Dublin and Marysville are connected by a 35-mile stretch of highway. But the US-33 corridor is more than a link between two cities — it connects a shared vision of the future.

“This high-tech corridor is something that really underlines the importance of this northwest quadrant to the Columbus region,” says Eric Phillips, the Director of Economic Development for Union County.

Area leaders refer to it as the “33 Smart Mobility Corridor.” What makes it “Smart,” are the 423 strands of fiber and roadside technology along that stretch.

“That fiber along the corridor is a significant investment, and it really is the foundation to all of this technology that’s able to be tested,” says Megan O’Callaghan, who serves as the Deputy City Manager and Chief Finance and Development Officer for the City of Dublin.

It all started as a broadband project five years ago. But now, their efforts have propelled the region into, what they say, could be the next Silicon Valley.

“There’s a high sector of tech talent here. Lots of engineering talent, STEM talent. Great industry exists in this territory, in this region,” Kaufman adds.

Leaders from different areas in the region formed a Council of Governments.

They tasked Adept Marketing with developing a brand that would promote the region’s commitment to future innovation.

They call it “The Beta District” — a nod to the types of engineering and tech-driven companies the region wants to attract.

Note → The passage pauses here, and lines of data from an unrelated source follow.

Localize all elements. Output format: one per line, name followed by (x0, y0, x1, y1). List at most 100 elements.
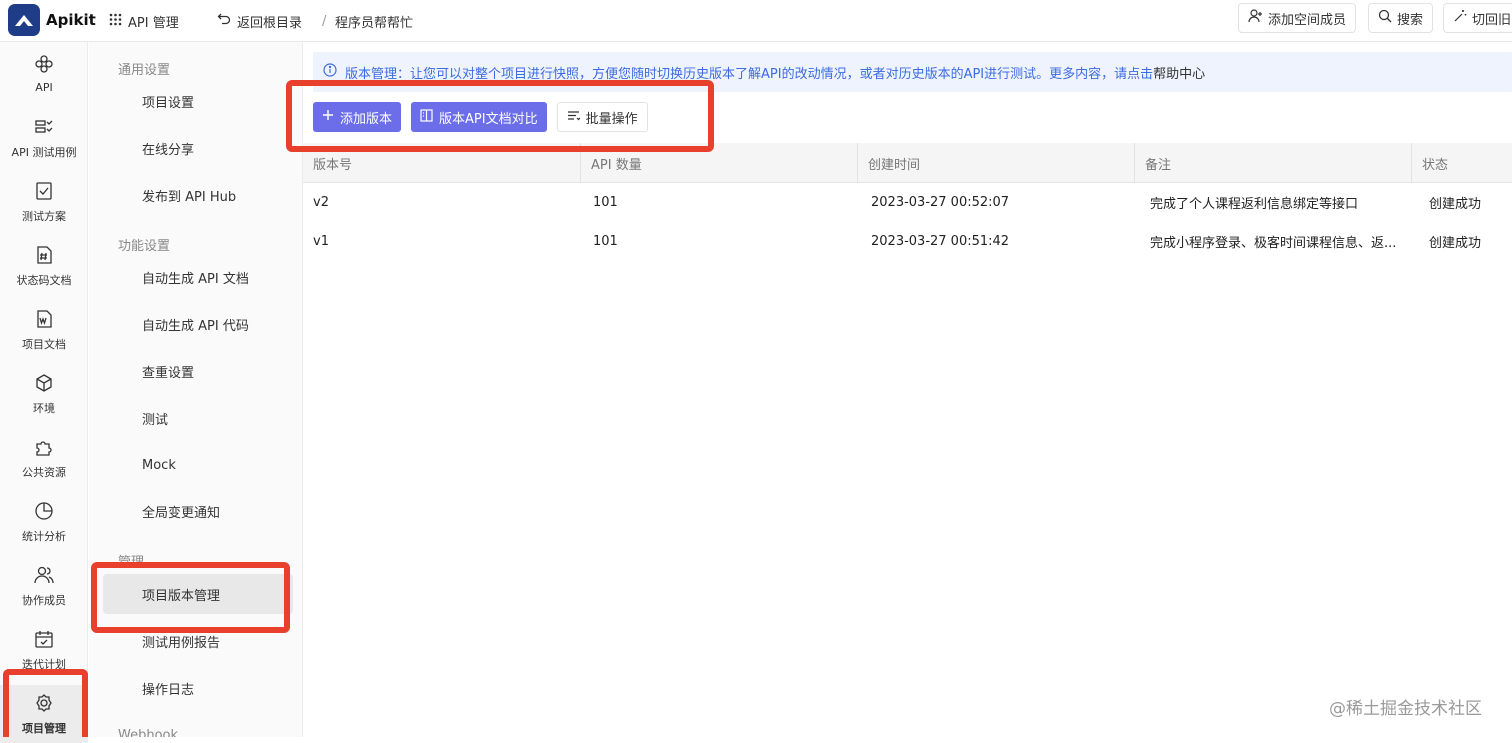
group-feature: 功能设置 (118, 239, 171, 254)
add-version-button[interactable]: 添加版本 (313, 102, 402, 132)
rail-item-status-code[interactable]: 状态码文档 (0, 237, 88, 295)
add-space-member-button[interactable]: 添加空间成员 (1238, 3, 1357, 33)
cell-remark: 完成小程序登录、极客时间课程信息、返... (1150, 236, 1397, 251)
rail-label: 环境 (33, 401, 55, 415)
subnav-item-auto-gen-code[interactable]: 自动生成 API 代码 (103, 304, 293, 344)
status-code-icon (34, 245, 54, 268)
compare-version-label: 版本API文档对比 (439, 111, 538, 127)
rail-item-test-plan[interactable]: 测试方案 (0, 173, 88, 231)
batch-operation-label: 批量操作 (585, 111, 638, 127)
subnav-item-test[interactable]: 测试 (103, 398, 293, 438)
version-table: 版本号 API 数量 创建时间 备注 状态 v2 101 2023-03-27 … (303, 143, 1512, 261)
add-version-label: 添加版本 (340, 111, 393, 127)
switch-old-button[interactable]: 切回旧 (1443, 3, 1512, 33)
info-circle-icon (323, 63, 337, 81)
rail-label: 测试方案 (22, 209, 66, 223)
api-manage-menu[interactable]: API 管理 (109, 0, 179, 42)
rail-label: 协作成员 (22, 593, 66, 607)
subnav-item-publish-hub[interactable]: 发布到 API Hub (103, 175, 293, 215)
table-row[interactable]: v1 101 2023-03-27 00:51:42 完成小程序登录、极客时间课… (303, 222, 1512, 261)
stats-icon (34, 501, 54, 524)
public-resource-icon (34, 437, 54, 460)
rail-item-public-resource[interactable]: 公共资源 (0, 429, 88, 487)
subnav-item-mock[interactable]: Mock (103, 445, 293, 485)
add-user-icon (1248, 9, 1263, 27)
members-icon (34, 565, 54, 588)
watermark: @稀土掘金技术社区 (1329, 699, 1482, 719)
breadcrumb-project[interactable]: 程序员帮帮忙 (335, 0, 413, 42)
rail-item-api-test-case[interactable]: API 测试用例 (0, 109, 88, 167)
back-root-label: 返回根目录 (237, 15, 303, 31)
back-root-link[interactable]: 返回根目录 (217, 0, 302, 42)
rail-label: 项目管理 (22, 721, 66, 735)
group-general: 通用设置 (118, 63, 171, 78)
environment-icon (34, 373, 54, 396)
rail-item-stats[interactable]: 统计分析 (0, 493, 88, 551)
rail-label: 状态码文档 (16, 273, 72, 287)
subnav-item-online-share[interactable]: 在线分享 (103, 128, 293, 168)
api-manage-label: API 管理 (128, 15, 179, 31)
header-created-time[interactable]: 创建时间 (857, 143, 920, 183)
api-icon (34, 54, 54, 77)
magic-wand-icon (1453, 9, 1467, 27)
rail-label: 统计分析 (22, 529, 66, 543)
notice-message: 版本管理：让您可以对整个项目进行快照，方便您随时切换历史版本了解API的改动情况… (345, 66, 1154, 82)
subnav-item-version-manage[interactable]: 项目版本管理 (103, 574, 293, 614)
breadcrumb-separator: / (322, 13, 327, 29)
rail-item-project-manage[interactable]: 项目管理 (0, 685, 88, 743)
gear-icon (34, 693, 54, 716)
main-content: 版本管理：让您可以对整个项目进行快照，方便您随时切换历史版本了解API的改动情况… (303, 42, 1512, 737)
subnav-item-dup-check[interactable]: 查重设置 (103, 351, 293, 391)
notice-text: 版本管理：让您可以对整个项目进行快照，方便您随时切换历史版本了解API的改动情况… (345, 63, 1205, 82)
info-notice: 版本管理：让您可以对整个项目进行快照，方便您随时切换历史版本了解API的改动情况… (313, 52, 1512, 92)
cell-version: v2 (313, 195, 329, 210)
project-doc-icon (34, 309, 54, 332)
compare-icon (420, 108, 433, 126)
help-center-link[interactable]: 帮助中心 (1153, 67, 1205, 82)
rail-label: API 测试用例 (11, 145, 77, 159)
table-row[interactable]: v2 101 2023-03-27 00:52:07 完成了个人课程返利信息绑定… (303, 183, 1512, 222)
cell-api-count: 101 (593, 234, 618, 249)
header-version[interactable]: 版本号 (303, 143, 352, 183)
plus-icon (322, 109, 334, 125)
rail-label: 项目文档 (22, 337, 66, 351)
rail-item-environment[interactable]: 环境 (0, 365, 88, 423)
rail-label: 公共资源 (22, 465, 66, 479)
subnav-item-op-log[interactable]: 操作日志 (103, 668, 293, 708)
header-remark[interactable]: 备注 (1134, 143, 1171, 183)
group-manage: 管理 (118, 555, 145, 570)
cell-version: v1 (313, 234, 329, 249)
app-logo[interactable]: Apikit (8, 4, 96, 36)
subnav-item-project-settings[interactable]: 项目设置 (103, 81, 293, 121)
compare-version-button[interactable]: 版本API文档对比 (411, 102, 547, 132)
apikit-logo-icon (8, 4, 40, 36)
grid-icon (109, 13, 122, 30)
search-icon (1378, 9, 1392, 27)
add-space-member-label: 添加空间成员 (1268, 12, 1347, 28)
cell-remark: 完成了个人课程返利信息绑定等接口 (1150, 197, 1359, 212)
list-icon (567, 109, 581, 126)
rail-label: 迭代计划 (22, 657, 66, 671)
search-button[interactable]: 搜索 (1368, 3, 1434, 33)
app-name: Apikit (46, 11, 96, 29)
header-status[interactable]: 状态 (1411, 143, 1448, 183)
top-bar: Apikit API 管理 返回根目录 / 程序员帮帮忙 添加空间成员 搜索 切… (0, 0, 1512, 42)
subnav-item-auto-gen-doc[interactable]: 自动生成 API 文档 (103, 257, 293, 297)
cell-api-count: 101 (593, 195, 618, 210)
subnav-item-test-report[interactable]: 测试用例报告 (103, 621, 293, 661)
table-header: 版本号 API 数量 创建时间 备注 状态 (303, 143, 1512, 183)
rail-item-members[interactable]: 协作成员 (0, 557, 88, 615)
settings-subnav: 通用设置 项目设置 在线分享 发布到 API Hub 功能设置 自动生成 API… (89, 42, 303, 737)
rail-label: API (35, 81, 53, 94)
action-bar: 添加版本 版本API文档对比 批量操作 (313, 102, 648, 132)
test-plan-icon (34, 181, 54, 204)
group-webhook: Webhook (118, 728, 179, 737)
rail-item-iteration-plan[interactable]: 迭代计划 (0, 621, 88, 679)
header-api-count[interactable]: API 数量 (580, 143, 642, 183)
calendar-icon (34, 629, 54, 652)
rail-item-project-doc[interactable]: 项目文档 (0, 301, 88, 359)
rail-item-api[interactable]: API (0, 45, 88, 103)
subnav-item-global-notify[interactable]: 全局变更通知 (103, 491, 293, 531)
batch-operation-button[interactable]: 批量操作 (556, 102, 648, 132)
icon-rail: API API 测试用例 测试方案 状态码文档 项目文档 环境 公共资源 统计分… (0, 42, 88, 743)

“We want to invite companies from all over the world to come and do testing, and then hopefully they will find Dublin to be home,” O’Callaghan describes.

The U.S. 33 corridor is home to more than 70 automotive companies and produces more cars annually than another other corridor in the state.

“Over $100 million dollars has been invested into smart technologies,” according to Phillips, who says that the region’s automotive success is about much more than vehicle manufacturing.

For example, through the growing research and development sector, technology being tested at intersections and roundabouts could mean more safety communication between cars.

It can even study parking habits.

“Great opportunity here to test that technology in the real world, and then validate that technology in front of those companies,” Kaufman encourages.

But the future of the area goes behind cars and vehicle technology.

Dublin residents experience the movement everyday through the city’s responsive technology app, which provides two-way communication for residents with the city.

As well as through the Dublink broadband network, that was expanded to serve those in outlying areas.
For area leaders like O’Callaghan, it’s all building unbreakable connections– a theme for their growing city.

“Connected goes to those partnerships, it goes to making connections between the vehicles, it goes to communicating and engaging with our residents,” O’Callaghan says.

And through creating lasting economic stability, the sky is the limit for The Beta District.

“Creating an ecosystem like this to be supportive of our existing companies is so important, but also to attract new partners and businesses going forward,” says Phillips.